Chris Kanarakus reports that Oracle has waivered extended support fees. Given what we know about Oracle's masterful account control in its customer base you might be forgiven for wondering why this is the case. Citing Forrester analyst Paul Hamerman, Kanaracus offers several possible explanations including:
- Keep customers happy while not force marching to Fusion
- Waiting for Fusion to reach feature/function parity with eBusiness Suite
- Keep customers from straying into the arms of third party maintenance providers like Rimini Street
I sense the decision is much more pragmatic. As Kanaracus observes, maintenance fees are extraordinarily lucrative, generating gross margin north of 90%. Until recently, maintenance fees have been a small fraction of total IT spend. When weighed against for example the cost of upgrade, they often look like little more than a rounding error. So what has changed? I sense there are several factors in play:
- Direct IT department spend has stagnated or is falling yet demands for IT to deliver value are rising.
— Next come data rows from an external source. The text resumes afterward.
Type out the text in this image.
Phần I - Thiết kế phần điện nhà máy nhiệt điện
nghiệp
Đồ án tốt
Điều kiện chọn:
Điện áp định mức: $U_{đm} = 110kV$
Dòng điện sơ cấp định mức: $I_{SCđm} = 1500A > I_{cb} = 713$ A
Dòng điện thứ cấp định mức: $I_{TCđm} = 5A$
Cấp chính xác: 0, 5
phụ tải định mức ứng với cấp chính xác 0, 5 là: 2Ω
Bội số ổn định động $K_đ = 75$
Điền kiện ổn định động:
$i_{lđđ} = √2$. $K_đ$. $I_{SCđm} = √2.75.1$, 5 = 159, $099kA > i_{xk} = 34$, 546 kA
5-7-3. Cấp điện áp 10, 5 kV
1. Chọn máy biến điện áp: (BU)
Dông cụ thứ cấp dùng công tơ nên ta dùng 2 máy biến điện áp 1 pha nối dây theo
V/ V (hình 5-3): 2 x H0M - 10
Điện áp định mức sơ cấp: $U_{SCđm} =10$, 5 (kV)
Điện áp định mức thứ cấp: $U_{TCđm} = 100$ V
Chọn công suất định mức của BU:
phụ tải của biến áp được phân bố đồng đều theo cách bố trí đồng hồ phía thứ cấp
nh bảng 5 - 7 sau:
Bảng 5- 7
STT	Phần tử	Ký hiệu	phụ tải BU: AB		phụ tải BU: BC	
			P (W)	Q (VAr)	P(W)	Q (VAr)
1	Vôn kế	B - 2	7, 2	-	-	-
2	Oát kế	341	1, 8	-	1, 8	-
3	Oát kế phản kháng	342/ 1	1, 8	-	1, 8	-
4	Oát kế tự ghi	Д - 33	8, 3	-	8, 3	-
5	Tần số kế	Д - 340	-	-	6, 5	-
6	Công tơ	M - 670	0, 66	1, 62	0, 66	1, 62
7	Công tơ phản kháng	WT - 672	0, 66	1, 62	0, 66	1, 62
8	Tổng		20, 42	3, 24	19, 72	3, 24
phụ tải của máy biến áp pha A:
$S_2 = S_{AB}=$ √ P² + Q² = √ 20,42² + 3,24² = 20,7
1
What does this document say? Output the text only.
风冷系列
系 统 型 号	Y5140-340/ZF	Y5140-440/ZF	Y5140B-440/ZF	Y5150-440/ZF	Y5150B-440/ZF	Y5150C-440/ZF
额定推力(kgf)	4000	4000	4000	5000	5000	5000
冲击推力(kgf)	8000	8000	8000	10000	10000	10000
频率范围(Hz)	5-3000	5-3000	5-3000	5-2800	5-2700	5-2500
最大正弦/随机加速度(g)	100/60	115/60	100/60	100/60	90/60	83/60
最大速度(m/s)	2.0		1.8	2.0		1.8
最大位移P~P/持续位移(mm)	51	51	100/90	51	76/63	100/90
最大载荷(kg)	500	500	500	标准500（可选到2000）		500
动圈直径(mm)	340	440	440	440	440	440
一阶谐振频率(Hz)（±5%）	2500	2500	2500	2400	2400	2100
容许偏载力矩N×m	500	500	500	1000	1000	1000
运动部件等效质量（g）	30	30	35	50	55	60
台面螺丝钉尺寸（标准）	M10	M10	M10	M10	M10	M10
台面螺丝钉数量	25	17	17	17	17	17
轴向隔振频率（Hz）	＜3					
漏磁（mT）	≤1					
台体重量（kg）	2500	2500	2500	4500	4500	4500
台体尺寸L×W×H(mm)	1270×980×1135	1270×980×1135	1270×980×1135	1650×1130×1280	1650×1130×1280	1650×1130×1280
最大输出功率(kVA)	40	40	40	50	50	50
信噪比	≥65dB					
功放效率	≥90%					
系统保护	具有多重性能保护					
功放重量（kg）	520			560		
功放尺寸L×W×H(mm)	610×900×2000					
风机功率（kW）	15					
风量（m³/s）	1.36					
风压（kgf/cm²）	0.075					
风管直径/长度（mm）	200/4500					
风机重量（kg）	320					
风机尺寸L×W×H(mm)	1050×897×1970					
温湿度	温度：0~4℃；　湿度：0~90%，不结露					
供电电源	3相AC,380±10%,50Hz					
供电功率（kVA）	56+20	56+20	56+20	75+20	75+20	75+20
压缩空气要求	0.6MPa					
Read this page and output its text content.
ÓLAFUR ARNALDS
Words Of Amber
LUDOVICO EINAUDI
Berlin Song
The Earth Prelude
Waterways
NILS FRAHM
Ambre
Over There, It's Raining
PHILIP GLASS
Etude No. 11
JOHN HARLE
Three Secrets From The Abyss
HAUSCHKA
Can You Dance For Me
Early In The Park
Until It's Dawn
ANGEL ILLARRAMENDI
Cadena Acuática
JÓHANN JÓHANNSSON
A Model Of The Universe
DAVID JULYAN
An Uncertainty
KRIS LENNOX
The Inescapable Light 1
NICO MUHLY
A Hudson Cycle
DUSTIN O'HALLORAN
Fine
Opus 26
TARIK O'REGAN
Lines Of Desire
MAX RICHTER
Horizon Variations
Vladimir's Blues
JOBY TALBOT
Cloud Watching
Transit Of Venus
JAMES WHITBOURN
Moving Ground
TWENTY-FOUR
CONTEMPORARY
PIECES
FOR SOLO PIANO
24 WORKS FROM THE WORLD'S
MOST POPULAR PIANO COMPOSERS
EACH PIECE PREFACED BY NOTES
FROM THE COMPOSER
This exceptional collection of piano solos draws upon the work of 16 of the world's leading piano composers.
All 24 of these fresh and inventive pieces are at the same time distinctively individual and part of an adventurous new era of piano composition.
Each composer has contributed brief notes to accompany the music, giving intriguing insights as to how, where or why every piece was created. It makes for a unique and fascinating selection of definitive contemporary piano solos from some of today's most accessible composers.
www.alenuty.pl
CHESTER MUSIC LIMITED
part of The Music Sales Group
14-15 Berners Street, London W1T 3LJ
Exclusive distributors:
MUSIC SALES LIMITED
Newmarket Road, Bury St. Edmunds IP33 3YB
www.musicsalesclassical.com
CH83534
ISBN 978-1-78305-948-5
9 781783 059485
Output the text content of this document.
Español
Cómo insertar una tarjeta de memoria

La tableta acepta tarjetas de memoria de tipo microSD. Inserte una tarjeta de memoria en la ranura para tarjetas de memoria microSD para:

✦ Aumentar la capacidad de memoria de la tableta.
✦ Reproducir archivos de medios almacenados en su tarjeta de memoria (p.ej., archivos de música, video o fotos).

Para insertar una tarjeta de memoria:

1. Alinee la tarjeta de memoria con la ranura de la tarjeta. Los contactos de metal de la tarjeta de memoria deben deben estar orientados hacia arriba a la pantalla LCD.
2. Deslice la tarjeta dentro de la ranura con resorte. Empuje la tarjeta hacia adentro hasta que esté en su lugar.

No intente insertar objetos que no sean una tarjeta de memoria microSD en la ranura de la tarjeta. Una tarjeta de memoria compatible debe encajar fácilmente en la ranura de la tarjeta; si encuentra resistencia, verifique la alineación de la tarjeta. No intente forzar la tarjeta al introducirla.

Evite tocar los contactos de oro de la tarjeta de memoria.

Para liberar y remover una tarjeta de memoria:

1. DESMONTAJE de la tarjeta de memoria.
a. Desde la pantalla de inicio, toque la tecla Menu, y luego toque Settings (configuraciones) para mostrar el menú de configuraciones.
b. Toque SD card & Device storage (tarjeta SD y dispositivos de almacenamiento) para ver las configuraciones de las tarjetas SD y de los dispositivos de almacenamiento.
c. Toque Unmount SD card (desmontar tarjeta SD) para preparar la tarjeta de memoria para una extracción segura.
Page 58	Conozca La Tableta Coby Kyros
- Newer technologies and especially those that are sold on a consumption basis are coming in directly via line of business departments rather than IT.
- While most commenters recognise that cloud based applications will remain a minor part of the overall landscape for the immediate future, the long term threat is real for incumbents like Oracle.
- Oracle, like every other incumbent on-premise player is desperate to maintain margins while figuring out a way of getting on the cloud bus.
My guess is that Oracle is viewing this combination of factors as creating an environment where treading lightly keeps the cash register ticking over while giving the company breathing space. The question in my mind is just how long that breathing space will last.
In The New Technology Elite, Vinnie Mirchandani makes the bold statement:
For too long IT has been an expensive and low-payback back-of?ce investment. Now technology in the companies’ products is allowing them to generate revenue and growth.
As I look back over time and think about the numerous ERP failures, the lack of genuine innovation, the stress that some companies have felt and yet balance that against the fat margins companies like Oracle, SAP, Infor, Microsoft and others make I wonder whether the maintenance chickens are finally coming home to roost.
In Oracle's case, the problems are compounded by a less than stellar performance in its hardware story. As Larry Dignan observed:
The problem, however, is that Oracle saw new software license revenue gain only 2 percent in the second quarter from a year ago to $2 billion. Updates and support revenue was up 8 percent to $4 billion. Hardware systems revenue fell 14 percent from a year ago to $953 million in the second quarter. In addition, Oracle couldn’t blame currency fluctuations either—the growth rates in constant currencies mirrored the actual results.
As Oracle closes out its Q3, analysts will be watching all line items to better understand where the real weaknesses are in Oracle's business model.